Quando você viaja agora não precisa mais esperar que seu grande amigo o visite em sua casa para que as experiências sejam compartilhadas e as fotos sejam mostradas. Tudo é narrado nos “stories”, compartilhado em tempo real. Você não sabe se vê o golfinho que deu o ar da graça no meio do mar ao vivo ou através do retângulo do seu celular enquanto o grava. Porque agora esse é o importante. Que nossa vida seja exibida, registrada – não na memória do nosso cérebro, mas na do celular, uma memória que, por um incidente, pode nunca mais ser recuperada. Uma memória que não é capaz de fornecer a mesma sensação que a experiência real, aquela quando ocorre, pode proporcionar.
Mas será que esse comportamento de televisionar nossas vidas não advém de outro comportamento, mais antigo, que nos impulsiona a ter aquela necessidade adoidada por provarmos algo às outras pessoas? Parece que nós, seres humanos, estamos constantemente vivendo em função da avaliação e da expectativa alheias. Não vivemos para nós. Vivemos para os outros. Não queremos ser impressionados pela nossa vida. Queremos que a nossa vida impressione aos outros. E assim desperdiçamos a dádiva da existência.

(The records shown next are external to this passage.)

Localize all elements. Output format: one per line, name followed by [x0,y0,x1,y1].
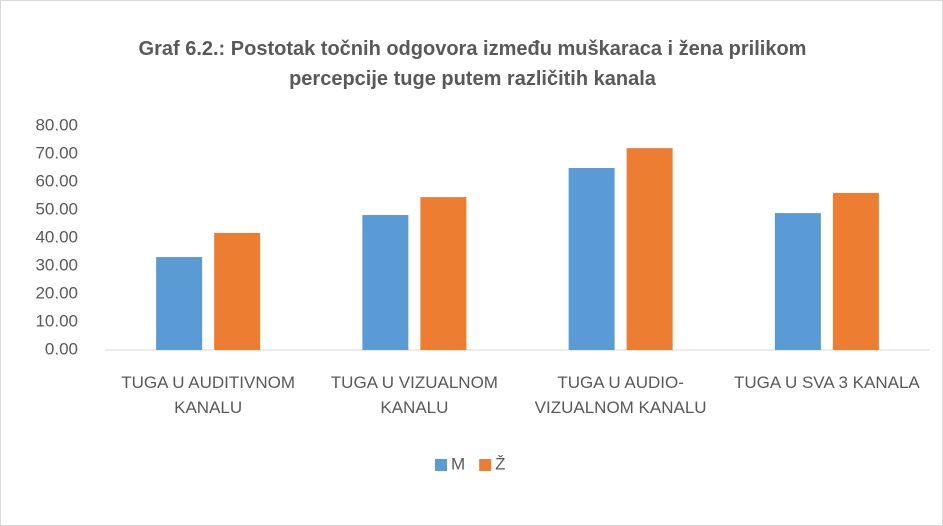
chart-title: Graf 6.2.: Postotak točnih odgovora izme… [138,38,807,90]
bar [774,213,821,350]
y-tick-label: 70.00 [35,143,78,162]
bar [420,197,467,350]
legend-swatch [435,459,447,471]
bar [362,215,409,350]
bar [214,232,261,350]
y-tick-label: 20.00 [35,283,78,302]
legend-swatch [479,459,492,471]
y-tick-label: 30.00 [35,255,78,274]
y-tick-label: 50.00 [35,199,78,218]
bar [626,148,673,350]
y-tick-label: 60.00 [35,171,78,190]
x-tick-label: TUGA U SVA 3 KANALA [733,373,920,392]
x-tick-label: TUGA U AUDIO-VIZUALNOM KANALU [534,373,707,417]
y-tick-label: 40.00 [35,227,78,246]
bar [156,257,203,350]
y-tick-label: 80.00 [35,115,78,134]
y-tick-label: 10.00 [35,311,78,330]
legend-label: Ž [495,454,505,473]
bar [568,168,615,350]
legend-label: M [451,454,465,473]
x-tick-label: TUGA U AUDITIVNOM KANALU [121,373,296,417]
bar [832,192,879,350]
y-tick-label: 0.00 [45,339,78,358]
x-tick-label: TUGA U VIZUALNOM KANALU [330,373,498,417]
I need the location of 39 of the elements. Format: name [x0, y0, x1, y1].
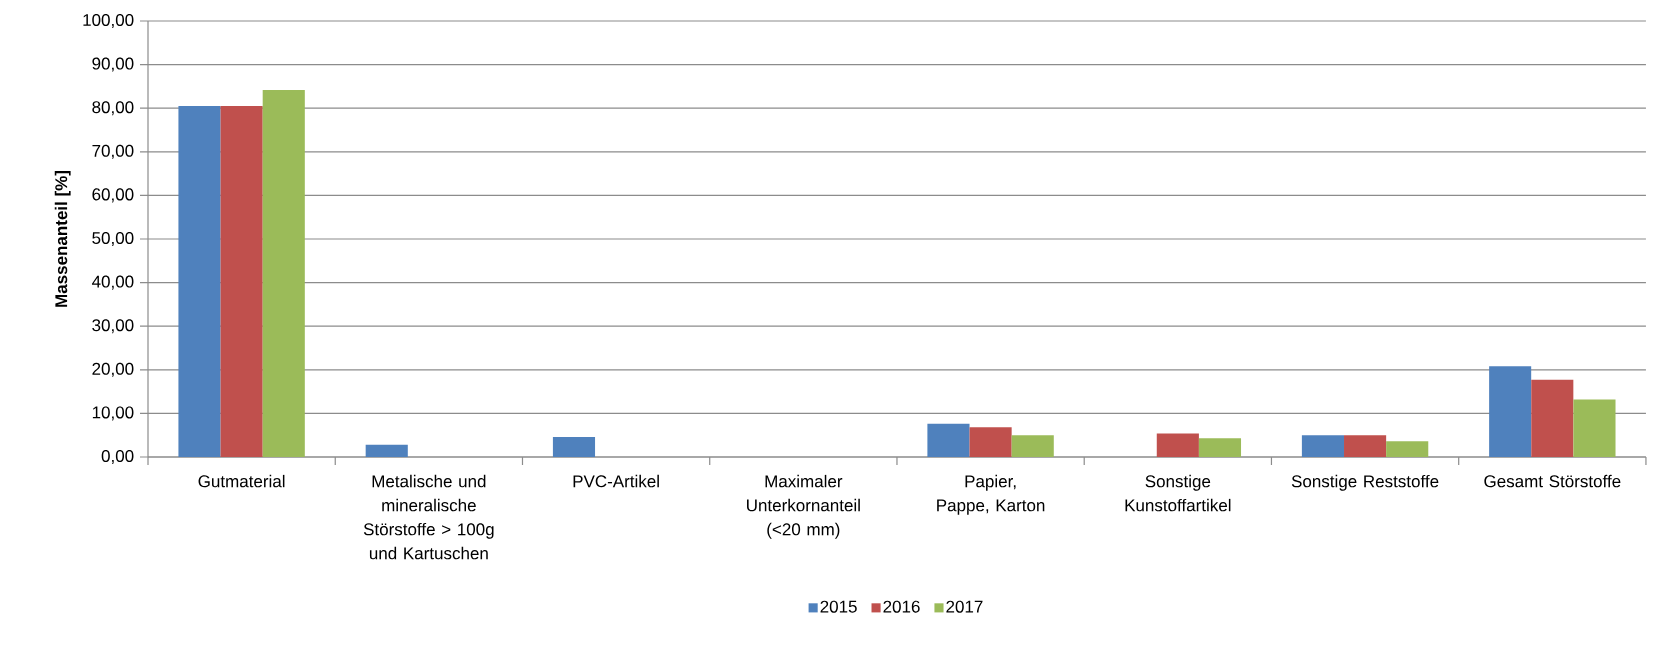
bar — [1156, 433, 1199, 457]
bar — [262, 89, 305, 457]
y-tick-label: 70,00 — [92, 144, 134, 159]
y-tick-label: 30,00 — [92, 319, 134, 334]
bar — [1011, 435, 1054, 457]
bar — [1489, 366, 1532, 457]
x-tick-label: Sonstige Kunstoffartikel — [1125, 474, 1231, 512]
legend-label: 2015 — [820, 600, 857, 613]
y-axis-title: Massenanteil [%] — [54, 171, 71, 307]
x-tick-label: Papier, Pappe, Karton — [937, 474, 1045, 515]
bar — [1301, 435, 1345, 457]
x-tick-label: PVC-Artikel — [573, 474, 659, 488]
x-tick-label: Gutmaterial — [198, 474, 285, 488]
bar — [1531, 379, 1574, 457]
y-tick-label: 20,00 — [92, 362, 134, 377]
x-tick-label: Sonstige Reststoffe — [1291, 474, 1439, 491]
y-tick-label: 50,00 — [92, 231, 134, 247]
bar — [552, 436, 596, 457]
bar — [178, 106, 221, 457]
x-tick-label: Metalische und mineralische Störstoffe > 100g und Kartuschen — [363, 474, 494, 560]
y-tick-label: 100,00 — [83, 13, 134, 29]
y-tick-label: 0,00 — [101, 449, 134, 465]
bar — [1344, 435, 1387, 457]
bar — [365, 444, 408, 457]
bar — [1198, 438, 1242, 457]
y-tick-label: 90,00 — [92, 57, 134, 72]
legend-label: 2017 — [946, 600, 983, 613]
bar — [220, 106, 263, 457]
legend-label: 2016 — [883, 600, 920, 613]
y-tick-label: 80,00 — [92, 101, 134, 116]
bar — [969, 427, 1012, 457]
y-tick-label: 60,00 — [92, 188, 134, 203]
x-tick-label: Gesamt Störstoffe — [1484, 474, 1621, 488]
bar — [927, 423, 970, 457]
bar — [1386, 441, 1429, 457]
y-tick-label: 40,00 — [91, 275, 134, 290]
bar — [1573, 399, 1616, 457]
y-tick-label: 10,00 — [92, 406, 134, 421]
x-tick-label: Maximaler Unterkornanteil (<20 mm) — [747, 474, 860, 539]
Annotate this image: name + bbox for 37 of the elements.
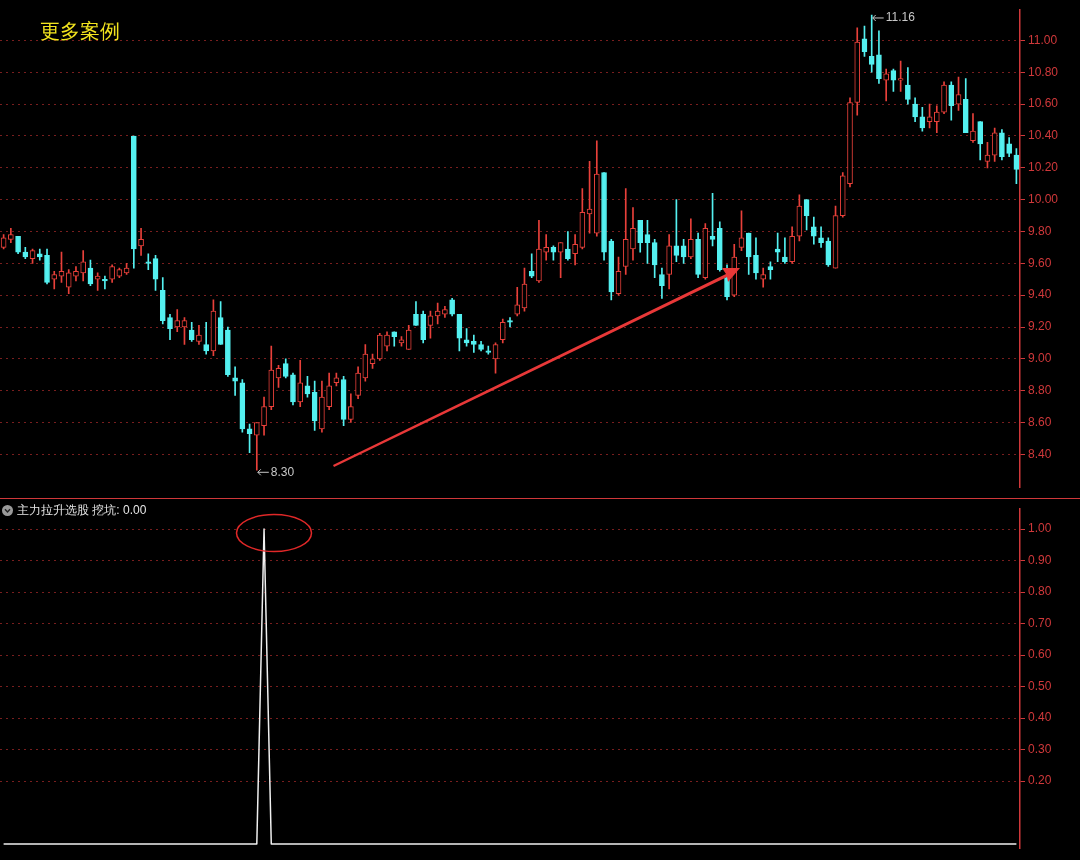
y-tick-label: 0.60 — [1028, 647, 1052, 662]
y-tick-label: 9.40 — [1028, 287, 1052, 302]
y-tick-label: 9.20 — [1028, 319, 1052, 334]
candlestick — [528, 253, 535, 278]
y-tick-label: 0.50 — [1028, 678, 1052, 693]
candlestick — [138, 227, 144, 256]
y-tick-label: 0.70 — [1028, 615, 1052, 630]
y-tick-label: 0.90 — [1028, 552, 1052, 567]
y-tick-label: 10.60 — [1028, 96, 1059, 111]
candlestick — [145, 253, 152, 271]
annotation: 更多案例 — [40, 19, 120, 42]
annotation: 8.30 — [270, 464, 295, 479]
y-tick-label: 9.80 — [1028, 223, 1052, 238]
y-tick-label: 8.40 — [1028, 446, 1052, 461]
y-tick-label: 0.30 — [1028, 741, 1052, 756]
y-tick-label: 0.40 — [1028, 710, 1052, 725]
y-tick-label: 0.80 — [1028, 584, 1052, 599]
candlestick — [868, 14, 875, 73]
y-tick-label: 9.00 — [1028, 351, 1052, 366]
y-tick-label: 9.60 — [1028, 255, 1052, 270]
y-tick-label: 0.20 — [1028, 773, 1052, 788]
y-tick-label: 11.00 — [1028, 32, 1058, 47]
y-tick-label: 10.80 — [1028, 64, 1059, 79]
y-tick-label: 8.80 — [1028, 383, 1052, 397]
annotation: 11.16 — [885, 10, 916, 25]
y-tick-label: 1.00 — [1028, 521, 1052, 536]
chart-title: 主力拉升选股 挖坑: 0.00 — [17, 502, 147, 519]
y-tick-label: 10.40 — [1028, 128, 1059, 143]
candlestick — [782, 237, 788, 264]
candlestick — [471, 334, 477, 353]
candlestick — [818, 226, 824, 248]
y-tick-label: 8.60 — [1028, 414, 1052, 429]
y-tick-label: 10.00 — [1028, 191, 1059, 206]
candlestick — [543, 234, 549, 261]
y-tick-label: 10.20 — [1028, 160, 1059, 175]
candlestick — [883, 68, 889, 102]
candlestick — [203, 321, 209, 355]
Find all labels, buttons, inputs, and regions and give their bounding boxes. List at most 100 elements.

E agora, com esse mundo tão tecnológico, com redes sociais para todos os gostos e desejos, parece que estamos num grande caldeirão de competição. Quem tem a melhor foto? Quem fez a melhor viagem? Qual “story” foi o mais visualizado? Quem tem mais engajamento? Quem é mais ouvido? Preciso provar que sou mais feliz! Preciso provar que minha família é mais bonita! Preciso provar que o meu casamento é perfeito! Preciso provar que existo!
Será que existimos mesmo? Ou será que não somos apenas um monte de carne e osso? Porque existir é colocar-se para fora, para a vida, para as oportunidades da existência. E o que temos feito é nos reduzirmos a um feed organizado que comprove e prove o quanto a nossa vida é fantástica – embora, por trás das câmeras, ela esteja tão vazia de significado.
“Quantas chances desperdicei, quando o que eu mais queria era provar pra todo mundo que eu não precisava provar nada pra ninguém”
Essas palavras, de Renato Russo, servem como um belo encerramento para o pensamento de hoje. Nesse comportamento de mostrarmos uma vida que não temos, desperdiçamos a chance de viver a que podemos. E perdemos a chance de entender que o mundo não tem nada a ver com a nossa história, com as nossas conquistas ou com as nossas experiências. Apenas nós temos. Apenas nós importamos quando o assunto é a forma como viveremos a nossa oportunidade de aqui estar. Viver em função da expectativa, do reconhecimento ou do elogio alheios nos encaminha a uma vida medíocre, mediana. Não desenvolvemos o nosso verdadeiro potencial porque ficamos iludidos com o desejo por sermos melhores que os outros. E isso não importa. No fim, todos morreremos. E as fotos ficarão aqui, juntando traças. Não levaremos conosco aqueles vídeos que gravamos com a intenção de repercutir. Ao final da vida tudo o que teremos como prova de que a vida foi satisfatória, apesar de suas dores, serão as marcas no coração – mas só seremos marcados no coração se, realmente, existirmos. Caso contrário as marcas da vida serão como aqueles desenhos que fazemos na orla da praia e que se apagam quando as ondas os encobrem – o tempo destruirá a superficialidade daquilo que não vivemos quando deveríamos tê-lo feito.